Shield Therapeutics plc announced that the US Food and Drug Administration has accepted ACCRUFeR/FeRACCRU (ferric maltol) as a Clinical Supplement and assigned Priority Review to extend the indication for treating iron deficiency anemia in adolescents aged 10 years and above. Pending successful review, approval is anticipated in 2026.
The regulatory milestone follows positive results from the Phase 3 pediatric clinical trial (FORTIS/ST10-01-305) that confirmed the efficacy, safety, and tolerability of the new oral liquid pediatric formulation in children with iron deficiency anemia. Shield submitted the clinical supplement application to the FDA in June 2025.
Phase 3 Trial Results Drive Regulatory Progress
The open-label randomized Phase 3 study included children aged 1 month to 17 years with mild to moderate iron deficiency anemia, who also had serum ferritin levels below 30 μg/L or ferritin levels below 50 μg/L and transferrin saturation below 20%. Children aged 2 to 17 years were randomized 1:1 to receive either ferric maltol (N=31) or ferrous sulphate (N=30). Children 1 month to under 2 years (N=4) were all assigned to receive ferric maltol treatment.
The FDA granted Priority Review for the supplement as it supports the extension of the label to a pediatric population based on a final agreed pediatric study report. The full data sets, including secondary endpoints and pharmacokinetic sub-study parameters, will be submitted for peer-review and subsequent presentation/publication.
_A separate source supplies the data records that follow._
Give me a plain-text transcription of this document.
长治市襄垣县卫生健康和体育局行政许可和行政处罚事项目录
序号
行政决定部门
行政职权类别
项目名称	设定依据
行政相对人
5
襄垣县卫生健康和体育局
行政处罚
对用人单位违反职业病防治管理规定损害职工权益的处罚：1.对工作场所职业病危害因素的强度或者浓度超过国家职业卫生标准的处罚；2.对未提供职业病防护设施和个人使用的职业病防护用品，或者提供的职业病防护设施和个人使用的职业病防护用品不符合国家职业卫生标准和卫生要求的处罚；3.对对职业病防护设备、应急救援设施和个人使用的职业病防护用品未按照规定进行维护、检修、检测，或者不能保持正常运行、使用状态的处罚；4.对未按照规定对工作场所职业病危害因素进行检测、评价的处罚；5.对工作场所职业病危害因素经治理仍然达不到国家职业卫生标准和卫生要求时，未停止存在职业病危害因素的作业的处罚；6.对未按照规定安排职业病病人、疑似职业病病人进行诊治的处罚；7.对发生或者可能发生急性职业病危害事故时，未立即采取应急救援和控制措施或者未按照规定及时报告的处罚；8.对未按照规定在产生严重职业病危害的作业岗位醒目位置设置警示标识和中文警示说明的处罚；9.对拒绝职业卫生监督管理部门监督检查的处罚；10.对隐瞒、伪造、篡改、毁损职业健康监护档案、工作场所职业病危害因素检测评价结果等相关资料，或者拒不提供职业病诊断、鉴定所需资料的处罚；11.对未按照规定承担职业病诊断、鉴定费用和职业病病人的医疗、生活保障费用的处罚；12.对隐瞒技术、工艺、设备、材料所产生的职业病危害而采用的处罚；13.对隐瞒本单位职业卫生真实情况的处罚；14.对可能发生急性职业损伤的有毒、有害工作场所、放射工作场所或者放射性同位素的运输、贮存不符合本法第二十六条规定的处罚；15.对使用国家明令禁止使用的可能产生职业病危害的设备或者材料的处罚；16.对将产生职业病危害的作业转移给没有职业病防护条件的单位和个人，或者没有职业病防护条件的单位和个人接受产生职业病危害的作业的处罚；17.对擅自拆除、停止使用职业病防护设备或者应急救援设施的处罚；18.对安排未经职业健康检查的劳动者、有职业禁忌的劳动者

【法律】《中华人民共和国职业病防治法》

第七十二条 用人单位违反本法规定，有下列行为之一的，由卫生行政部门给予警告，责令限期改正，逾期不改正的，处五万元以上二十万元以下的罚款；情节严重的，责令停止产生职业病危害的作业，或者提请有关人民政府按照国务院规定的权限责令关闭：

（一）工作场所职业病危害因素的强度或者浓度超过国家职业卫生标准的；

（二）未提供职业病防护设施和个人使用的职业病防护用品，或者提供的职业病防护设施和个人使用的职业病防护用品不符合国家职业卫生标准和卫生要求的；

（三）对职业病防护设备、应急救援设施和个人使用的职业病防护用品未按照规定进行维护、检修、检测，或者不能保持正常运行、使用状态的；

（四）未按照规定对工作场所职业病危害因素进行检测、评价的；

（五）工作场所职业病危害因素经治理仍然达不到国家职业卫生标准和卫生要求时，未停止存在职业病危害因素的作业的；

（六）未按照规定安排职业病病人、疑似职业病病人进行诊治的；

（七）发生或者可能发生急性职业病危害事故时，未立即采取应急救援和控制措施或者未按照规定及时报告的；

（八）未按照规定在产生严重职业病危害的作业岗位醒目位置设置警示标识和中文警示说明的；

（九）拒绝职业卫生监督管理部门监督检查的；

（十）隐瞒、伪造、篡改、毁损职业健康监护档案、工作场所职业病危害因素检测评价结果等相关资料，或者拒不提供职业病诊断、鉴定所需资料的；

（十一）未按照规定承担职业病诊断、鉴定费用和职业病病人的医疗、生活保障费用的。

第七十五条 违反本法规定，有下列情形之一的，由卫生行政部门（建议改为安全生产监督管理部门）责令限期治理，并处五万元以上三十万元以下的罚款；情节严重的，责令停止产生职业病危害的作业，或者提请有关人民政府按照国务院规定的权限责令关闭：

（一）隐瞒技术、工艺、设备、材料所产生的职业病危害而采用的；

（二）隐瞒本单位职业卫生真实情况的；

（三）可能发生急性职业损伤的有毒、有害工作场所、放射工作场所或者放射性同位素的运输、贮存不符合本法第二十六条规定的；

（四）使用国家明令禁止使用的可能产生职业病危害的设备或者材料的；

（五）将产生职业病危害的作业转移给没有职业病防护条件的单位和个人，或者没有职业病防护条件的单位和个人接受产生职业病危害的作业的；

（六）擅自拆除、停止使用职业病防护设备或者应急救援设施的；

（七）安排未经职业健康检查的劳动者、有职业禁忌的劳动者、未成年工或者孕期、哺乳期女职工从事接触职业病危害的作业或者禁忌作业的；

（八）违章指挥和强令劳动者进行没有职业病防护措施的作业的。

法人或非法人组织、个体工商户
Expanding Pediatric Access
Shield plans to file for a further extension of the indication to include children 1 month and above in conjunction with the submission of an NDA for a new pediatric formulation (ferric maltol suspension) which was used in the successful FORTIS Phase 3 study in this population. If approved, this formulation may also offer an alternative approach for adults who can't swallow the current capsule formulation.
Dr Jackie Mitchell, VP of Quality, RA and Clinical Development at Shield, commented: "We are delighted to be able to progress a further significant expansion of the patient population to adolescents, who can benefit from a much needed safe and effective oral iron treatment."
Global Regulatory Strategy
Shield's licensing partner in the EU, Norgine B.V., also filed a regulatory submission to the EMA in Q2 2025 for the approval of FeRACCRU (ferric maltol) in the adolescent population. Pending successful review, approval is also anticipated in 2026.
Market Opportunity and Unmet Need
Together, iron deficiency and iron deficiency with anemia affect about 20 million people in the US and represent a $2.3 billion market opportunity. As the first and only FDA approved oral iron to treat iron deficiency with or without anemia, ACCRUFeR has the potential to meet an important unmet medical need for both physicians and patients.
ACCRUFeR/FeRACCRU (ferric maltol) is a novel, stable, non-salt-based oral therapy for adults with iron deficiency with or without anemia. The drug has a novel mechanism of absorption compared to other oral iron therapies and has been shown to be an efficacious and well-tolerated therapy in a range of clinical trials.
Following the announcement, shares in Shield Therapeutics climbed 38% to 8.72 pence on Thursday morning in London, reflecting investor confidence in the regulatory progress and market expansion potential.